[PATCH] libstdc++: Add mem_order_hle_acquire/release to atomic.h

[Jonathan Wakely]

On 9 November 2012 19:43, Andi Kleen wrote:
>> So please bear with me while I try to understand what these flags are
>> for - I haven't followed the HLE work and don't know where they're
>> documented (if at all.)
>
> I just submitted a patch to document them.

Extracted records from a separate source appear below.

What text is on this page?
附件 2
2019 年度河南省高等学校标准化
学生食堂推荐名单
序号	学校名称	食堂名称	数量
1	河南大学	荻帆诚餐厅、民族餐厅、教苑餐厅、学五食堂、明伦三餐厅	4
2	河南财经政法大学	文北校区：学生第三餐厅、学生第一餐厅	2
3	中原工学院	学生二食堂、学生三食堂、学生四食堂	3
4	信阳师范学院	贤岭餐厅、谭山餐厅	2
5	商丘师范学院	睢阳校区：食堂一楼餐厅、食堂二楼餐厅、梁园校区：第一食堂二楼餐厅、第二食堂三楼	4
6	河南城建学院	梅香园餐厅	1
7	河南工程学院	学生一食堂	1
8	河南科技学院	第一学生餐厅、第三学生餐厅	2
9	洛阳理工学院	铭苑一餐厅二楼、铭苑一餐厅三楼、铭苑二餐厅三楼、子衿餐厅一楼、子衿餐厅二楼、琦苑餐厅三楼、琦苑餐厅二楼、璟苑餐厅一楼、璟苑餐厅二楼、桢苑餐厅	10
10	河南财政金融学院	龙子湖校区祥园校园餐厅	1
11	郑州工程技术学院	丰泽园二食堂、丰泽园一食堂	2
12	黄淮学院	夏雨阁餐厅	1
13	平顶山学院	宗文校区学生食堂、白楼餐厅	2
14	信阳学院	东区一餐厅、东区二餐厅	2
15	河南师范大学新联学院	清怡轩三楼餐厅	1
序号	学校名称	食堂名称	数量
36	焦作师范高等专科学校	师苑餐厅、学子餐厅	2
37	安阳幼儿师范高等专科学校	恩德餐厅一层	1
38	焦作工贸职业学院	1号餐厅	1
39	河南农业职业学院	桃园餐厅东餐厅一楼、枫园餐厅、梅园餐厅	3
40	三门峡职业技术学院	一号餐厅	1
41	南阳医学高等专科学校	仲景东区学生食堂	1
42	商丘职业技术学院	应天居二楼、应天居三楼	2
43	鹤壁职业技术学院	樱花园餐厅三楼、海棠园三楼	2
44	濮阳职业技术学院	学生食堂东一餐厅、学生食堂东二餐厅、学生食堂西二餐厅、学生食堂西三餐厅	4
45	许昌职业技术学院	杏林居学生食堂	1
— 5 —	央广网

There was a gcc-patches
> discussion some time ago.
>
>>
>> Is it valid to call a.store(1, memory_order_hle_acquire) or are they
>> only valid as modifiers on other memory orders?
>
> The compiler currently warns and forces acquire for hle_acquire
> (or release for hle_release)
>
>> If they're not valid on their own then I would suggest the modifies
>> should be a separate type, and overload operator| like so:
>>
>> enum __memory_order_hle_mod
>> {
>>     __memory_order_hle_acquire = 0x10000,
>>     __memory_order_hle_release = 0x20000
>> };
>>
>> constexpr memory_order
>> operator|(memory_order __m, __memory_order_hle_mod __mod)
>> {
>>     return memory_order(__m | __mod);
>> }
>>
>> This ensures users *cannot* call a.store(1,
>> __memory_order_hle_acquire) because it's the wrong type, but they
>
> They would get a warning in any case.

Only if a compile-time constant is used, if it's passed in as a
function parameter it won't be:

extern void clear_it(std::atomic<int>& a, memory_order m);

void clear_it(std::atomic<int>& a, memory_order m)
{
  a.clear(m);
}


>> *can* call a.store(1, memory_order_acquire|__memory_order_hle_acquire)
>> because that calls the overloaded operator which returns the right
>> type.
>
> Ok. Thanks.

Here's an untested implementation of that idea:

enum __memory_order_hle_mod
{
    __memory_order_hle_mask = 0x0ffff,
    __memory_order_hle_acquire = 0x10000,
    __memory_order_hle_release = 0x20000
};

constexpr memory_order
operator|(memory_order __m, __memory_order_hle_mod __mod)
{
    return memory_order(__m | int(__mod));
}

constexpr memory_order
operator&(memory_order __m, __memory_order_hle_mod __mod)
{
    return memory_order(__m & int(__mod));
}


Which would avoid the casts in the member functions:

     void
     clear(memory_order __m = memory_order_seq_cst) noexcept
     {
      auto __b = (__m & memory_order_mask);
      __glibcxx_assert(__b != memory_order_consume);
      __glibcxx_assert(__b != memory_order_acquire);
      __glibcxx_assert(__b != memory_order_acq_rel);

       __atomic_clear (&_M_i, __m);
     }

I assume __b will be completely optimised away when the assertions are
disabled, and we can add __attribute__((unused)) later if needed, to
prevent warnings with -Wsystem-headers

We could define operator^ and |= etc.  if they might be needed:

memory_order&
operator|=(memory_order& __m, __memory_order_hle_mod __mod)
{
    return __m = memory_order(__m | int(__mod));
}


We could even keep the constexpr on __cmpexch_failure_order if we
wanted (also untested):

constexpr memory_order
__cmpexch_failure_order2(memory_order __m) noexcept
{
  return __m == memory_order_acq_rel ? memory_order_acquire
    : __m == memory_order_release ? memory_order_relaxed : __m;
}

constexpr memory_order
__cmpexch_failure_order(memory_order __m) noexcept
{
  return memory_order(__cmpexch_failure_order2(__m & __memory_order_hle_mask)
    | (__m & __memory_order_hle_acquire)
    | (__m & __memory_order_hle_release));
}